A developer has signed a legal agreement to pay £1.1 million for various community contributions to progress plans to build up to 80 homes on a hugely contentious site in Telford.

Published

Montague Land’s plans to build homes north and east of Greenways Farm Shop, off Church Street, in St Georges, provoked furious opposition from around 300 residents and councillors before they were approved.

Objections included that the site was not identified for housing in the local plan.

Various rounds of consultation with the public and officials saw the windfall housing plans reduced from 120 to 100 before 80 homes was finally settled on.

Telford & Wrekin Council members gave their officers permission to reach an agreement with Montague Land following two meetings of the Planning Committee in October and December last year.

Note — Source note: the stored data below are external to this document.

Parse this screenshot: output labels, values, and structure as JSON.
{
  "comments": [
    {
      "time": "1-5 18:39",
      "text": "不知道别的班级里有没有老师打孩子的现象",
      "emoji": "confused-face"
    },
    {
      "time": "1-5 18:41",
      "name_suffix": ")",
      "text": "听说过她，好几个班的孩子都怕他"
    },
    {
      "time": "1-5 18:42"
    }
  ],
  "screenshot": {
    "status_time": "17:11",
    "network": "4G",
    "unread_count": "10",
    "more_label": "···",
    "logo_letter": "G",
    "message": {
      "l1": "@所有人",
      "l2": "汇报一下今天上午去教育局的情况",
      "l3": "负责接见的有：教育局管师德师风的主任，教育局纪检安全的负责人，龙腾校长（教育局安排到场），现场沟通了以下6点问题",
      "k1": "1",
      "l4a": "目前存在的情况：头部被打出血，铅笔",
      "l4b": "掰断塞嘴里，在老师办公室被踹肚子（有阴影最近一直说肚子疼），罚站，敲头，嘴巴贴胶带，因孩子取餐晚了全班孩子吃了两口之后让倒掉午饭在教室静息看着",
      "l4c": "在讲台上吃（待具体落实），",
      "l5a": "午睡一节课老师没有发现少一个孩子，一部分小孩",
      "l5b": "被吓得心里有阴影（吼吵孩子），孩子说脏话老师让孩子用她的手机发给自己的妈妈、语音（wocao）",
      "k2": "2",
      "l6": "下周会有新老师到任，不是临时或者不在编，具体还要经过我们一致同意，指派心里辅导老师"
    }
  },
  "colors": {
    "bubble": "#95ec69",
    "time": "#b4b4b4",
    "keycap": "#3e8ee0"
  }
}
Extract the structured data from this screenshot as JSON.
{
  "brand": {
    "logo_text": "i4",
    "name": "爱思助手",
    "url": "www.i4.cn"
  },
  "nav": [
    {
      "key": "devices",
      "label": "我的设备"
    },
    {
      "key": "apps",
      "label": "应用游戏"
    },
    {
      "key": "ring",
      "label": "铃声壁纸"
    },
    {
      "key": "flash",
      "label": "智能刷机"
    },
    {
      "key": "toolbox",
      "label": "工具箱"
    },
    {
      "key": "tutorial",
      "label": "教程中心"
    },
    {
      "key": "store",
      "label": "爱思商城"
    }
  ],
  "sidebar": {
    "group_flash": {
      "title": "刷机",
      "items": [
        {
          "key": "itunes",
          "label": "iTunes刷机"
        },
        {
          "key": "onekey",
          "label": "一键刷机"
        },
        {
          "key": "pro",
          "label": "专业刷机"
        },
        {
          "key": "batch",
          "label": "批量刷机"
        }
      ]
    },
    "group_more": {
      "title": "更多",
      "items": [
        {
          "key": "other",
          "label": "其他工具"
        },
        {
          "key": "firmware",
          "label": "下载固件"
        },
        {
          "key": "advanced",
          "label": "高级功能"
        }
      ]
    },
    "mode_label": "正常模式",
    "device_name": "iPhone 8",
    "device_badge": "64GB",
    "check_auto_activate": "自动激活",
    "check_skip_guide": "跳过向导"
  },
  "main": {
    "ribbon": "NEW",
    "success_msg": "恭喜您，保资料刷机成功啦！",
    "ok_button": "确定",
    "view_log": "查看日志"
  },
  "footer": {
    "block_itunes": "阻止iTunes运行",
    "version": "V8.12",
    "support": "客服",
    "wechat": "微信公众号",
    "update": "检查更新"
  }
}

Now background papers published on the Telford & Wrekin Council website show that a section 106 legal agreement was signed on July 16 this year.

The development site. Picture: Google Maps
The development site. Picture: Google

The council published its formal decision notice the next day.

It involved the council, Homes England, Montague Land and local landowners Stephen John Taylor, Phillippa Janice Hardin and Mark Philip Taylor.

The signed agreement showed that education will receive £710,275, highways gets £68,146, some 25 per cent of the homes will be “affordable”, and the NHS will receive £71,661.

There will be other contributions of £166,561 towards play equipment, £52,000 for sport and recreation, and £80,000 for The Flash Local Nature Reserve.

On top of this a further £20,000 will go to bus shelter upgrades.

And the developers will pay a 2 per cent fee so the council can monitor its activities.

Planning officers pointed out during the process that the application was to determine the principle of development. Further reserved matters applications will have to be submitted on the details of layout, design and access.

The developer has been told to abide by a large number of conditions including providing 90 bird and bat boxes.

It will also have to carry out an archaeological survey as the site is known to be in an area of importance.

There is the remnant of a medieval moat located in the central northern part of the site.

And the developer has said that the moat and the area around it will be left as public open space and accessible to the public via the footpath which runs alongside it.